Felipe Pantone: Remixing The Present On Hennessy Very Special Limited Edition
At the tender age of 12, Felipe Pantone began his journey into the world of creativity when he started doing graffiti. The Argentinian-Spanish artist has since gone on to graduate with a Fine Art degree in Valencia (Spain). His art ingenuity has made him to partner with Hennessy for this year’s Hennessy Very Special Limited Edition.
Speaking about the collaboration with the brand on his Instagram, Felipe writes:
“Ultrahappy to announce the launch of my collaboration with @Hennessy for this year’s Hennessy Very Special Limited Edition. It is an honor to have been invited by such an iconic brand to work on this project. It was a great experience to “Remix the Present” with my own vision of the Hennessy legacy. The artwork and the Limited Edition is a composition between past and future, between my world and @Hennessy.”
In this sit down with The Guardian Life, Pantone whose identity remains a mystery to the general public talks about his collaboration with Hennessy, motivation, achievement and more.
You started art at the age of 12, what factors contributed to your interest in art at that age?
I started doing graffiti and the way it was to me at the time, it was not art. As a kid, I was doing graffiti on people’s property and I didn’t want to get caught so I was anonymous. I wasn’t putting a lot of thought into it but when I was 18, I went to art school and that was how it all started.
Your anonymity is an exciting mystery. Is there any significance behind this?
When I started doing art, I felt that I didn’t want to change the anonymity because I am focusing on many elements to make art so I think my face is not really important. It’s like if I am a musician and all I have to offer visually is my face, I will show my face but as an artist, I have a lot to offer so my face is not relevant and I like to keep it that way.
In what ways has Graffiti influenced your art and anonymity?
My whole style developed because of graffiti. When you are working on the street, you want to be very loud and I guess that is how my whole style started, at some point, I just got rid of the letters and it became geographic abstractions which is what I now work on.
What was the major excitement for you in getting called to re-design the Hennessey bottle?
I have known about this collaboration for many years, in fact I am the ninth artist that is doing this collaboration with Hennessy for this special bottle. The eight people that went before me, they are basically like my art heroes. All these guys are important in my career and in my growth so I know about them. When Hennessy offered me the collaboration, it was like a dream so I could not say no.
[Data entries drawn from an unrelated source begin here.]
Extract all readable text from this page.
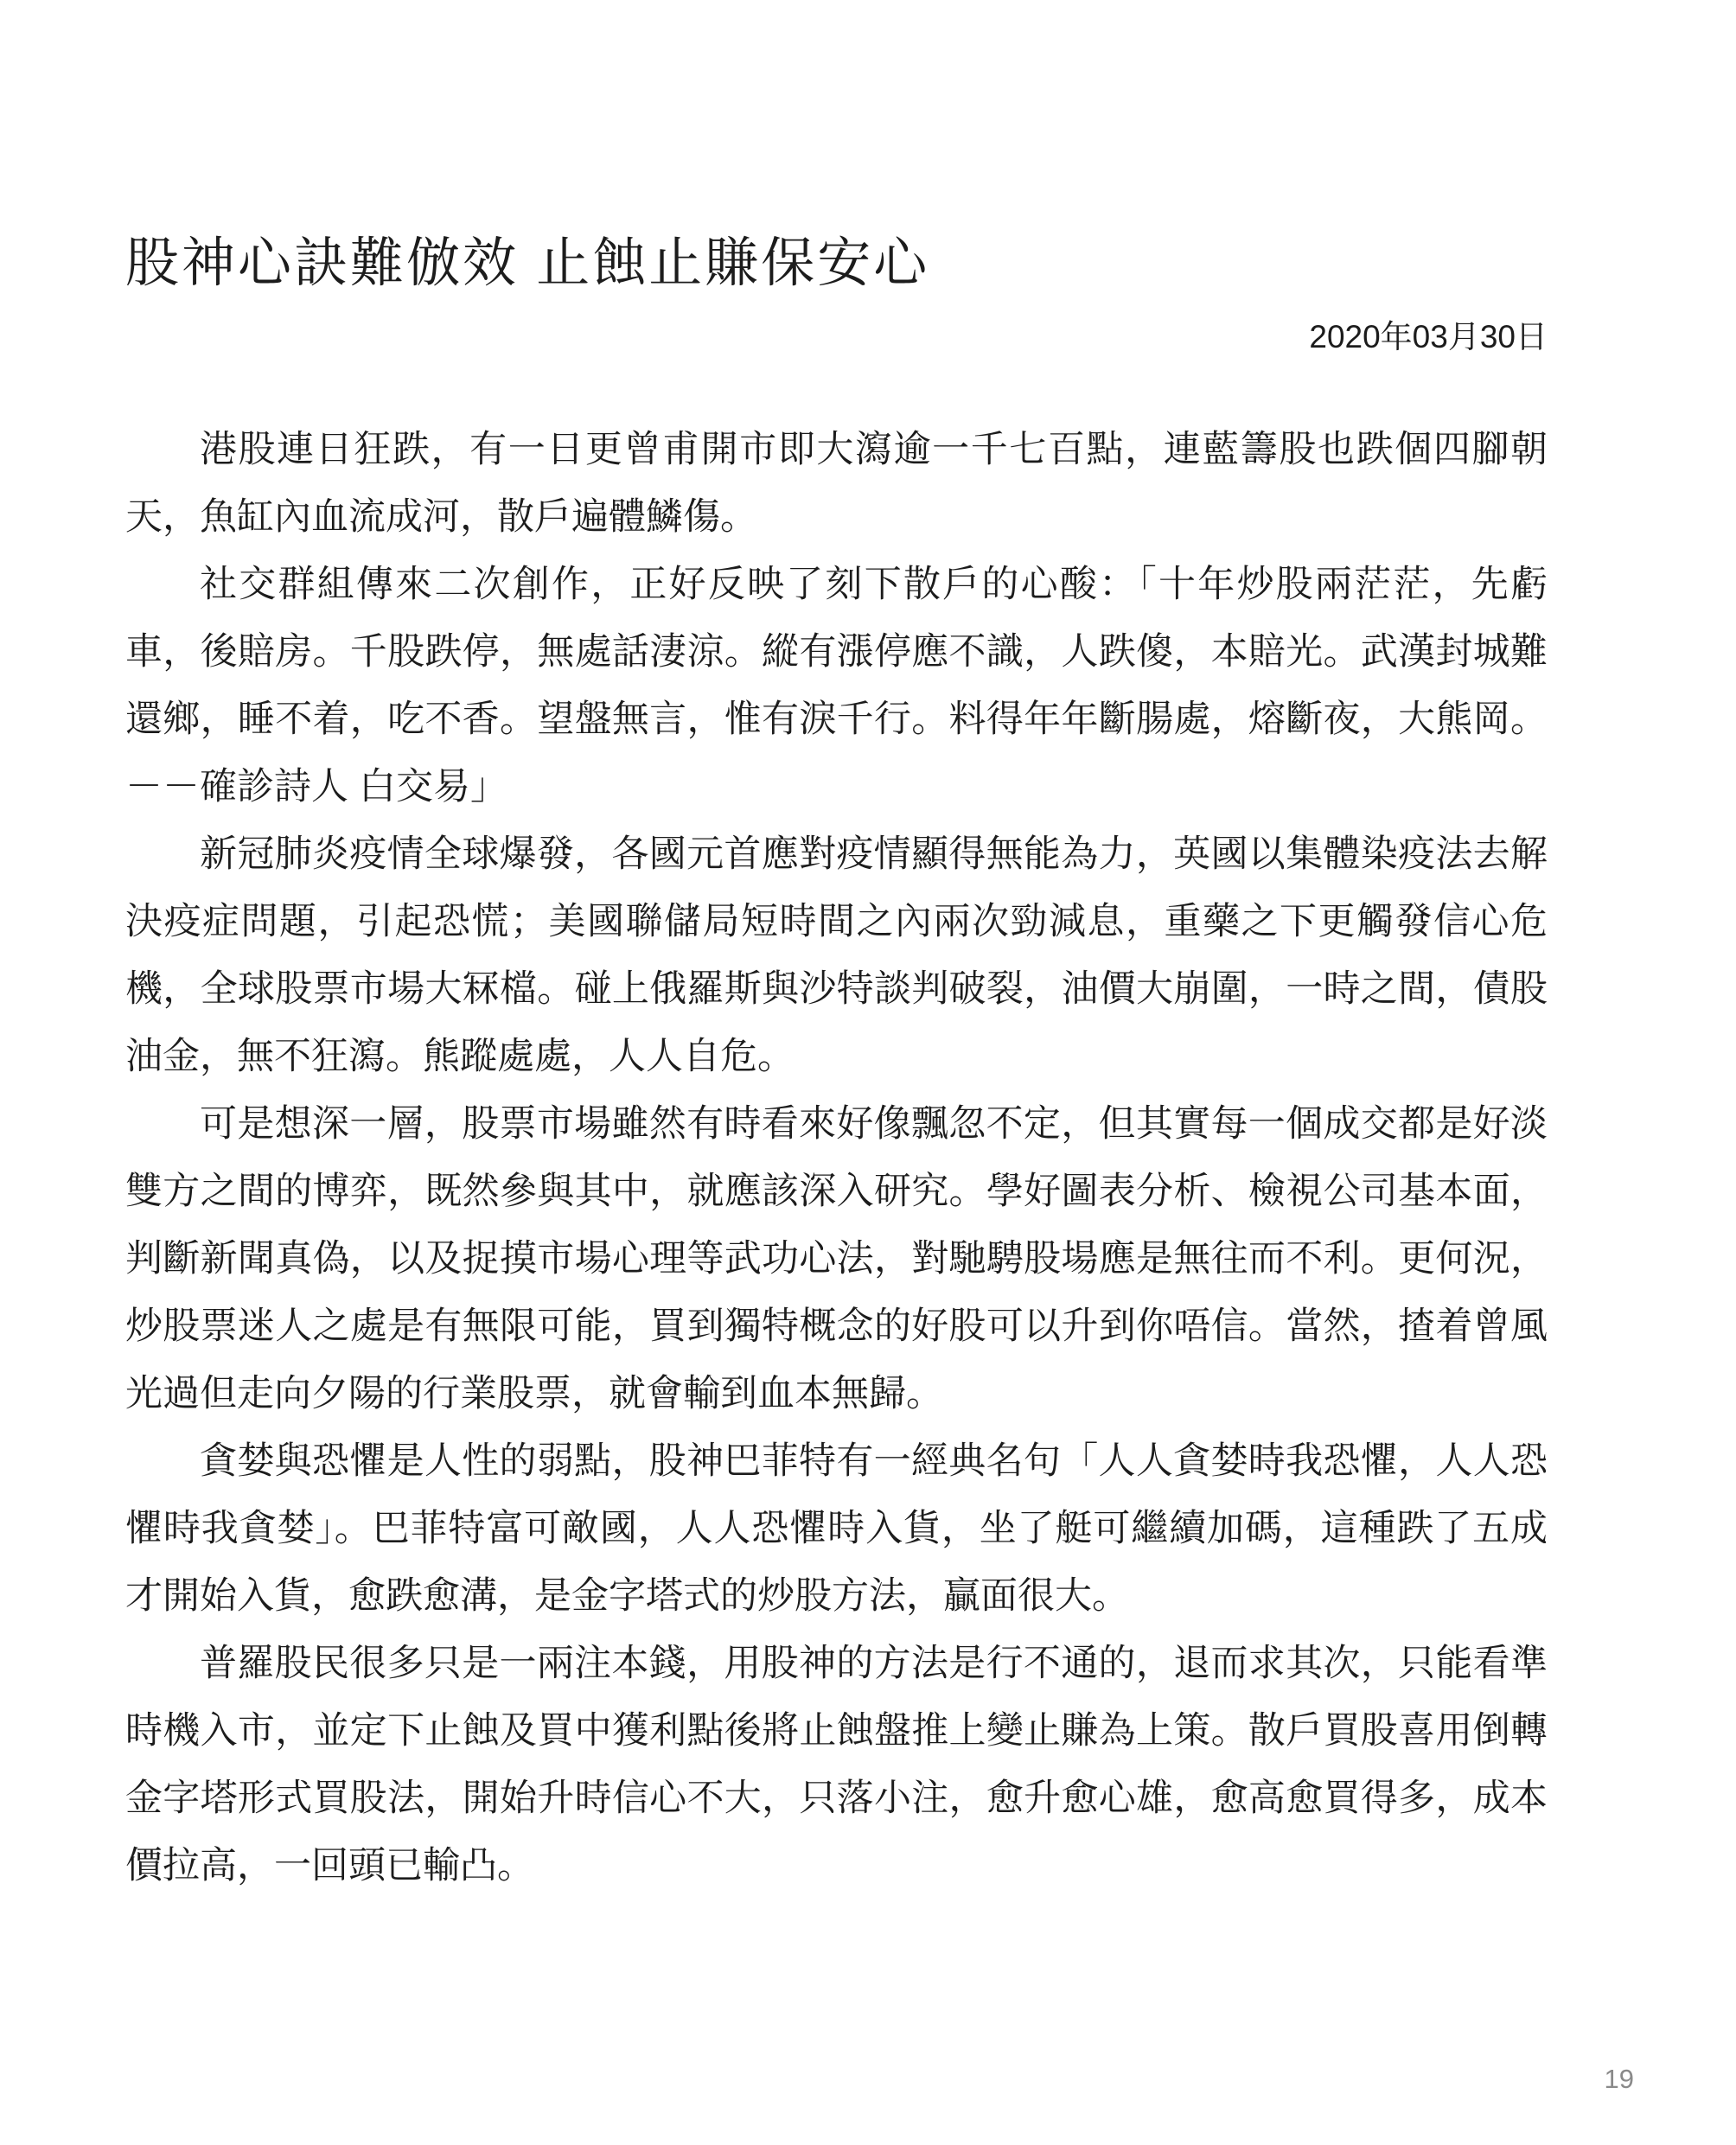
股神心訣難倣效 止蝕止賺保安心
2020年03月30日

港股連日狂跌，有一日更曾甫開市即大瀉逾一千七百點，連藍籌股也跌個四腳朝天，魚缸內血流成河，散戶遍體鱗傷。

社交群組傳來二次創作，正好反映了刻下散戶的心酸：「十年炒股兩茫茫，先虧車，後賠房。千股跌停，無處話淒涼。縱有漲停應不識，人跌傻，本賠光。武漢封城難還鄉，睡不着，吃不香。望盤無言，惟有淚千行。料得年年斷腸處，熔斷夜，大熊岡。－－確診詩人 白交易」

新冠肺炎疫情全球爆發，各國元首應對疫情顯得無能為力，英國以集體染疫法去解決疫症問題，引起恐慌；美國聯儲局短時間之內兩次勁減息，重藥之下更觸發信心危機，全球股票市場大冧檔。碰上俄羅斯與沙特談判破裂，油價大崩圍，一時之間，債股油金，無不狂瀉。熊蹤處處，人人自危。

可是想深一層，股票市場雖然有時看來好像飄忽不定，但其實每一個成交都是好淡雙方之間的博弈，既然參與其中，就應該深入研究。學好圖表分析、檢視公司基本面，判斷新聞真偽，以及捉摸市場心理等武功心法，對馳騁股場應是無往而不利。更何況，炒股票迷人之處是有無限可能，買到獨特概念的好股可以升到你唔信。當然，揸着曾風光過但走向夕陽的行業股票，就會輸到血本無歸。

貪婪與恐懼是人性的弱點，股神巴菲特有一經典名句「人人貪婪時我恐懼，人人恐懼時我貪婪」。巴菲特富可敵國，人人恐懼時入貨，坐了艇可繼續加碼，這種跌了五成才開始入貨，愈跌愈溝，是金字塔式的炒股方法，贏面很大。

普羅股民很多只是一兩注本錢，用股神的方法是行不通的，退而求其次，只能看準時機入市，並定下止蝕及買中獲利點後將止蝕盤推上變止賺為上策。散戶買股喜用倒轉金字塔形式買股法，開始升時信心不大，只落小注，愈升愈心雄，愈高愈買得多，成本價拉高，一回頭已輸凸。

19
What makes the cognac’s new design special and what do you think the market would find really fascinating about it?
I think it brings a brand new character to the table when you compare it to everything else. It is very different, very striking and I am happy about that because as an artist, it is very important to propose new things. In this case, it worked because it is incredible that they allowed me to twist their logo because I didn’t think they would let me do it but they did.
What do you think will be the striking quality that would attract customers to this bottle?
As an artist, I am not trying to please everybody, I am trying to offer people new experiences. From a marketing point of view, it is probably not the best answer but personally its none of my business if people find it attractive or not. if you are trying too hard to make something everyone is going to like, then nobody would like it.
It is well known that you believe that there is a connection between the past and contemporary, how do you strike a balance between the two?
It is very important to have a foot on the past, at least to understand what has been done before. That does not just apply to art but basically everything like science as well. For a cognac brand for instance, it is important to dig into the past and still offer new experiences.
Do you think academics and talent can be separated?
I don’t think you need to go to school to be an artist. I feel like I wasted a lot of time in school because, in art school, you might learn things that you may not need. You can be an artist without needing those skills and these days, anything you need to learn, you can learn on YouTube. Concepts are way more important.
Now that you are in Africa, would you explore some African arts?
Yes, in fact, I am meeting with 30 young artists here from Lagos and I am looking forward to seeing what they have got to show me.
What goes on in your mind while working?
I am always working; I am always thinking about work so I don’t have a very methodical way. I guess what I can say is that my method is to be very purposeful about what I do.
Do you run out of ideas? If this happens, what do you do?
Sometimes it can happen but I always have a bag full of things that I am always trying to keep full. I have notes everywhere; I always have ideas of things I still want to work on. I don’t usually run out.
What do you consider your biggest achievement?
I will say it is always trying to find new things to achieve. I never feel like I am done and hopefully, it would stay that way for a long time.